According to the study, rather than being formed as rocky planets all on their own, this new theory suggests that these planets were at one point similar in structure to our own Neptune. At some point in their history, though, their gaseous layer was burned or blown away by the planet’s star, leaving only a rocky core solidified by the planet’s own gravity, any kind of atmosphere now being completely gone.
This new research is important in that it allows us to better speculate as to how many planets could potentially be habitable beyond our own solar system. Previously, the numerous instances of planets sized similarly to Earth implied that our own planet’s existence isn’t as rare as we thought. However, this theory could potentially poke holes in that assumption, with Earth-like planets being far more rare than initially thought.

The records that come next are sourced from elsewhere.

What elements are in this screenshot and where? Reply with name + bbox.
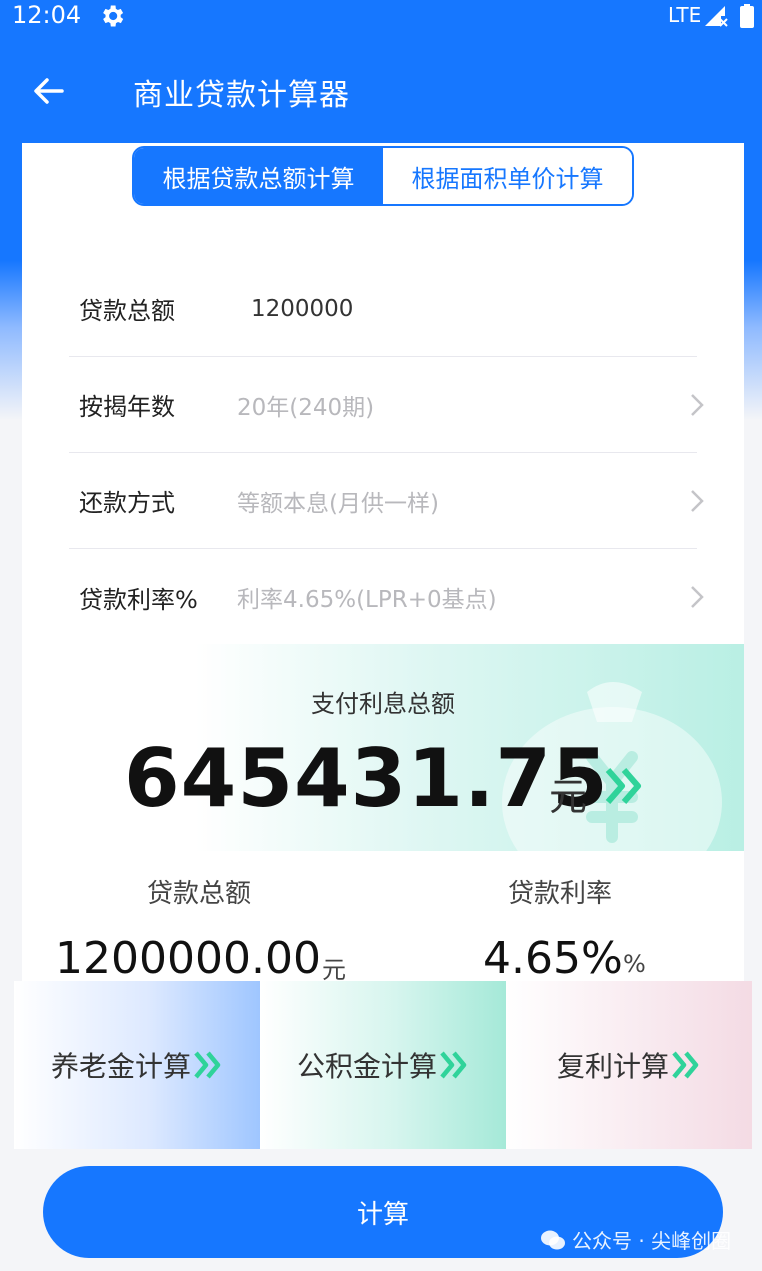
arrow-left-icon <box>34 78 64 104</box>
double-chevron-right-icon <box>672 1051 699 1079</box>
status-time: 12:04 <box>12 1 82 29</box>
network-type: LTE <box>668 3 702 27</box>
battery-icon <box>740 4 754 28</box>
double-chevron-right-icon[interactable] <box>604 764 644 808</box>
summary-loan-label: 贷款总额 <box>147 879 252 909</box>
watermark-text: 公众号 · 尖峰创圈 <box>572 1229 732 1253</box>
summary-loan-value: 1200000.00 <box>55 933 321 984</box>
watermark: 公众号 · 尖峰创圈 <box>540 1225 731 1254</box>
signal-icon <box>705 6 728 27</box>
settings-gear-icon <box>103 5 124 27</box>
tab-by-loan-amount[interactable]: 根据贷款总额计算 <box>134 148 383 204</box>
total-interest-amount: 645431.75 <box>124 732 609 825</box>
chevron-right-icon <box>669 584 705 610</box>
page-title: 商业贷款计算器 <box>133 78 350 113</box>
interest-rate-value: 利率4.65%(LPR+0基点) <box>237 587 497 613</box>
back-button[interactable] <box>28 70 70 112</box>
double-chevron-right-icon <box>194 1051 221 1079</box>
toolbar: 商业贷款计算器 <box>0 56 762 126</box>
summary-rate-value: 4.65% <box>483 933 623 984</box>
repayment-method-value: 等额本息(月供一样) <box>237 490 439 517</box>
loan-years-label: 按揭年数 <box>79 393 175 421</box>
summary-rate-unit: % <box>623 950 646 978</box>
pension-calc-label: 养老金计算 <box>50 1050 191 1083</box>
status-bar: 12:04 LTE <box>0 0 762 34</box>
summary-rate-label: 贷款利率 <box>508 879 613 909</box>
result-unit: 元 <box>549 775 588 819</box>
housing-fund-calc-link[interactable]: 公积金计算 <box>260 981 506 1149</box>
double-chevron-right-icon <box>440 1051 467 1079</box>
interest-rate-row[interactable]: 贷款利率% 利率4.65%(LPR+0基点) <box>69 549 704 645</box>
repayment-method-label: 还款方式 <box>79 489 175 517</box>
housing-fund-calc-label: 公积金计算 <box>296 1050 437 1083</box>
tab-by-area-price[interactable]: 根据面积单价计算 <box>383 148 632 204</box>
interest-rate-label: 贷款利率% <box>79 585 198 614</box>
compound-interest-calc-link[interactable]: 复利计算 <box>506 981 752 1149</box>
interest-result-banner: 支付利息总额 645431.75 元 <box>22 644 744 851</box>
loan-years-row[interactable]: 按揭年数 20年(240期) <box>69 357 704 453</box>
loan-amount-input[interactable]: 1200000 <box>237 296 697 322</box>
pension-calc-link[interactable]: 养老金计算 <box>14 981 260 1149</box>
mode-segmented-control: 根据贷款总额计算 根据面积单价计算 <box>132 146 634 206</box>
calculator-card: 根据贷款总额计算 根据面积单价计算 贷款总额 1200000 按揭年数 20年(… <box>22 143 744 984</box>
chevron-right-icon <box>669 392 705 418</box>
loan-amount-row[interactable]: 贷款总额 1200000 <box>69 261 697 357</box>
calculate-button-label: 计算 <box>356 1199 409 1230</box>
compound-interest-calc-label: 复利计算 <box>556 1050 669 1083</box>
loan-amount-label: 贷款总额 <box>79 297 175 325</box>
repayment-method-row[interactable]: 还款方式 等额本息(月供一样) <box>69 453 704 549</box>
loan-years-value: 20年(240期) <box>237 394 375 421</box>
result-label: 支付利息总额 <box>311 690 455 718</box>
chevron-right-icon <box>669 488 705 514</box>
wechat-icon <box>541 1230 565 1249</box>
summary-loan-unit: 元 <box>322 956 346 984</box>
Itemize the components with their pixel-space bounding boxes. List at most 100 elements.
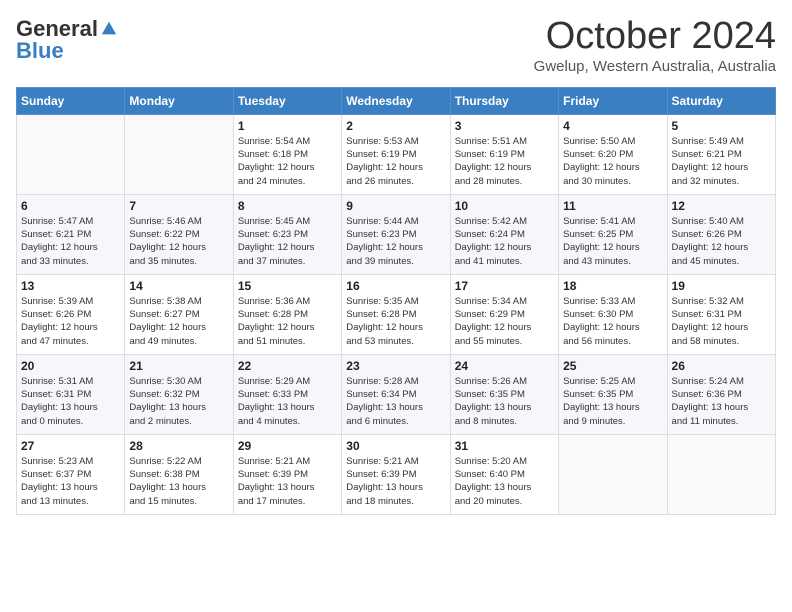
- day-number: 20: [21, 359, 120, 373]
- day-number: 12: [672, 199, 771, 213]
- calendar-day-cell: 26 Sunrise: 5:24 AM Sunset: 6:36 PM Dayli…: [667, 354, 775, 434]
- day-info: Sunrise: 5:31 AM Sunset: 6:31 PM Dayligh…: [21, 375, 120, 428]
- day-number: 16: [346, 279, 445, 293]
- calendar-day-cell: 14 Sunrise: 5:38 AM Sunset: 6:27 PM Dayli…: [125, 274, 233, 354]
- calendar-day-cell: 20 Sunrise: 5:31 AM Sunset: 6:31 PM Dayli…: [17, 354, 125, 434]
- weekday-header-cell: Wednesday: [342, 87, 450, 114]
- calendar-day-cell: 25Sunrise: 5:25 AM Sunset: 6:35 PM Dayli…: [559, 354, 667, 434]
- weekday-header-cell: Monday: [125, 87, 233, 114]
- calendar-week-row: 6 Sunrise: 5:47 AM Sunset: 6:21 PM Daylig…: [17, 194, 776, 274]
- day-info: Sunrise: 5:20 AM Sunset: 6:40 PM Dayligh…: [455, 455, 554, 508]
- day-info: Sunrise: 5:47 AM Sunset: 6:21 PM Dayligh…: [21, 215, 120, 268]
- calendar-day-cell: 1 Sunrise: 5:54 AM Sunset: 6:18 PM Daylig…: [233, 114, 341, 194]
- calendar-day-cell: 31 Sunrise: 5:20 AM Sunset: 6:40 PM Dayli…: [450, 434, 558, 514]
- weekday-header-cell: Friday: [559, 87, 667, 114]
- calendar-week-row: 27 Sunrise: 5:23 AM Sunset: 6:37 PM Dayli…: [17, 434, 776, 514]
- day-number: 19: [672, 279, 771, 293]
- day-number: 29: [238, 439, 337, 453]
- calendar-day-cell: 2 Sunrise: 5:53 AM Sunset: 6:19 PM Daylig…: [342, 114, 450, 194]
- day-number: 8: [238, 199, 337, 213]
- day-info: Sunrise: 5:50 AM Sunset: 6:20 PM Dayligh…: [563, 135, 662, 188]
- day-number: 5: [672, 119, 771, 133]
- logo: General Blue: [16, 16, 118, 64]
- day-info: Sunrise: 5:49 AM Sunset: 6:21 PM Dayligh…: [672, 135, 771, 188]
- calendar-day-cell: 12 Sunrise: 5:40 AM Sunset: 6:26 PM Dayli…: [667, 194, 775, 274]
- title-area: October 2024 Gwelup, Western Australia, …: [534, 16, 776, 75]
- calendar-day-cell: 9 Sunrise: 5:44 AM Sunset: 6:23 PM Daylig…: [342, 194, 450, 274]
- calendar-day-cell: 16 Sunrise: 5:35 AM Sunset: 6:28 PM Dayli…: [342, 274, 450, 354]
- calendar-day-cell: 28 Sunrise: 5:22 AM Sunset: 6:38 PM Dayli…: [125, 434, 233, 514]
- day-info: Sunrise: 5:21 AM Sunset: 6:39 PM Dayligh…: [238, 455, 337, 508]
- day-info: Sunrise: 5:54 AM Sunset: 6:18 PM Dayligh…: [238, 135, 337, 188]
- logo-blue-text: Blue: [16, 38, 64, 64]
- calendar-day-cell: [559, 434, 667, 514]
- subtitle: Gwelup, Western Australia, Australia: [534, 58, 776, 75]
- day-number: 6: [21, 199, 120, 213]
- day-info: Sunrise: 5:36 AM Sunset: 6:28 PM Dayligh…: [238, 295, 337, 348]
- calendar-day-cell: 13Sunrise: 5:39 AM Sunset: 6:26 PM Dayli…: [17, 274, 125, 354]
- calendar-day-cell: 18Sunrise: 5:33 AM Sunset: 6:30 PM Dayli…: [559, 274, 667, 354]
- day-number: 30: [346, 439, 445, 453]
- day-number: 4: [563, 119, 662, 133]
- weekday-header-cell: Sunday: [17, 87, 125, 114]
- calendar-day-cell: 23Sunrise: 5:28 AM Sunset: 6:34 PM Dayli…: [342, 354, 450, 434]
- day-number: 25: [563, 359, 662, 373]
- calendar-day-cell: [125, 114, 233, 194]
- day-number: 2: [346, 119, 445, 133]
- day-number: 17: [455, 279, 554, 293]
- calendar-day-cell: 11 Sunrise: 5:41 AM Sunset: 6:25 PM Dayli…: [559, 194, 667, 274]
- day-info: Sunrise: 5:22 AM Sunset: 6:38 PM Dayligh…: [129, 455, 228, 508]
- calendar-day-cell: 3Sunrise: 5:51 AM Sunset: 6:19 PM Daylig…: [450, 114, 558, 194]
- calendar-week-row: 1 Sunrise: 5:54 AM Sunset: 6:18 PM Daylig…: [17, 114, 776, 194]
- calendar-day-cell: 21 Sunrise: 5:30 AM Sunset: 6:32 PM Dayli…: [125, 354, 233, 434]
- day-info: Sunrise: 5:41 AM Sunset: 6:25 PM Dayligh…: [563, 215, 662, 268]
- day-number: 18: [563, 279, 662, 293]
- calendar-day-cell: 6 Sunrise: 5:47 AM Sunset: 6:21 PM Daylig…: [17, 194, 125, 274]
- calendar-day-cell: 5 Sunrise: 5:49 AM Sunset: 6:21 PM Daylig…: [667, 114, 775, 194]
- day-number: 15: [238, 279, 337, 293]
- day-info: Sunrise: 5:23 AM Sunset: 6:37 PM Dayligh…: [21, 455, 120, 508]
- day-number: 13: [21, 279, 120, 293]
- day-info: Sunrise: 5:29 AM Sunset: 6:33 PM Dayligh…: [238, 375, 337, 428]
- calendar-day-cell: 10 Sunrise: 5:42 AM Sunset: 6:24 PM Dayli…: [450, 194, 558, 274]
- calendar-day-cell: 15 Sunrise: 5:36 AM Sunset: 6:28 PM Dayli…: [233, 274, 341, 354]
- header: General Blue October 2024 Gwelup, Wester…: [16, 16, 776, 75]
- day-number: 22: [238, 359, 337, 373]
- weekday-header-cell: Thursday: [450, 87, 558, 114]
- logo-icon: [100, 20, 118, 38]
- day-info: Sunrise: 5:32 AM Sunset: 6:31 PM Dayligh…: [672, 295, 771, 348]
- day-info: Sunrise: 5:53 AM Sunset: 6:19 PM Dayligh…: [346, 135, 445, 188]
- day-info: Sunrise: 5:44 AM Sunset: 6:23 PM Dayligh…: [346, 215, 445, 268]
- day-number: 26: [672, 359, 771, 373]
- day-number: 31: [455, 439, 554, 453]
- calendar-day-cell: 22 Sunrise: 5:29 AM Sunset: 6:33 PM Dayli…: [233, 354, 341, 434]
- calendar-day-cell: 24 Sunrise: 5:26 AM Sunset: 6:35 PM Dayli…: [450, 354, 558, 434]
- day-number: 7: [129, 199, 228, 213]
- day-info: Sunrise: 5:35 AM Sunset: 6:28 PM Dayligh…: [346, 295, 445, 348]
- day-info: Sunrise: 5:30 AM Sunset: 6:32 PM Dayligh…: [129, 375, 228, 428]
- weekday-header-cell: Tuesday: [233, 87, 341, 114]
- day-number: 1: [238, 119, 337, 133]
- day-number: 14: [129, 279, 228, 293]
- day-info: Sunrise: 5:26 AM Sunset: 6:35 PM Dayligh…: [455, 375, 554, 428]
- day-info: Sunrise: 5:42 AM Sunset: 6:24 PM Dayligh…: [455, 215, 554, 268]
- day-info: Sunrise: 5:45 AM Sunset: 6:23 PM Dayligh…: [238, 215, 337, 268]
- day-number: 27: [21, 439, 120, 453]
- day-number: 24: [455, 359, 554, 373]
- day-info: Sunrise: 5:34 AM Sunset: 6:29 PM Dayligh…: [455, 295, 554, 348]
- calendar-day-cell: [667, 434, 775, 514]
- day-number: 10: [455, 199, 554, 213]
- day-info: Sunrise: 5:38 AM Sunset: 6:27 PM Dayligh…: [129, 295, 228, 348]
- day-info: Sunrise: 5:28 AM Sunset: 6:34 PM Dayligh…: [346, 375, 445, 428]
- day-number: 28: [129, 439, 228, 453]
- day-info: Sunrise: 5:40 AM Sunset: 6:26 PM Dayligh…: [672, 215, 771, 268]
- day-number: 9: [346, 199, 445, 213]
- day-number: 11: [563, 199, 662, 213]
- day-info: Sunrise: 5:24 AM Sunset: 6:36 PM Dayligh…: [672, 375, 771, 428]
- calendar: SundayMondayTuesdayWednesdayThursdayFrid…: [16, 87, 776, 515]
- day-number: 21: [129, 359, 228, 373]
- calendar-body: 1 Sunrise: 5:54 AM Sunset: 6:18 PM Daylig…: [17, 114, 776, 514]
- weekday-header-cell: Saturday: [667, 87, 775, 114]
- calendar-day-cell: 27 Sunrise: 5:23 AM Sunset: 6:37 PM Dayli…: [17, 434, 125, 514]
- calendar-day-cell: 4 Sunrise: 5:50 AM Sunset: 6:20 PM Daylig…: [559, 114, 667, 194]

If the theory holds true, it would mean that most or all of the planets similar in size to our own did not actually start out as hot, rocky, and uninhabitable as we thought, having had their gas layers or atmospheres destroyed long ago to leave them in their current state.
Currently, Earth-like planets are categorized as either super-Earths (1 to 1.5 times Earth’s size) or mini-Neptunes (2.5 to 4 times Earth’s size). The new research suggests that these planets may, in fact, have been one in the same at one point, with the super-Earths simply losing their atmospheres due to stellar winds and other outside effects.
One major piece of evidence for this theory involves the size of the planets, as well. With the previous theory of how planets were formed in a solar system, it held that large, gaseous planets would almost always be bigger and farther out from a star than small, rocky planets, with less material available to form the latter of the two sets of planets. These new discoveries seem to disprove this as a rule, however, with small, gaseous mini-Neptunes further out from a star with larger rocky super-Earths closer to it.
Super-Earths, despite the majority of them being too close to a star to sustain life as we know it, are typically counted among the number of known planets with the potential to sustain life in the universe. Professor Vincent Van Eylen of Leiden University and his team hope to challenge this assumption with their research, urging caution with assuming any rocky planet outside our own solar system could sustain life.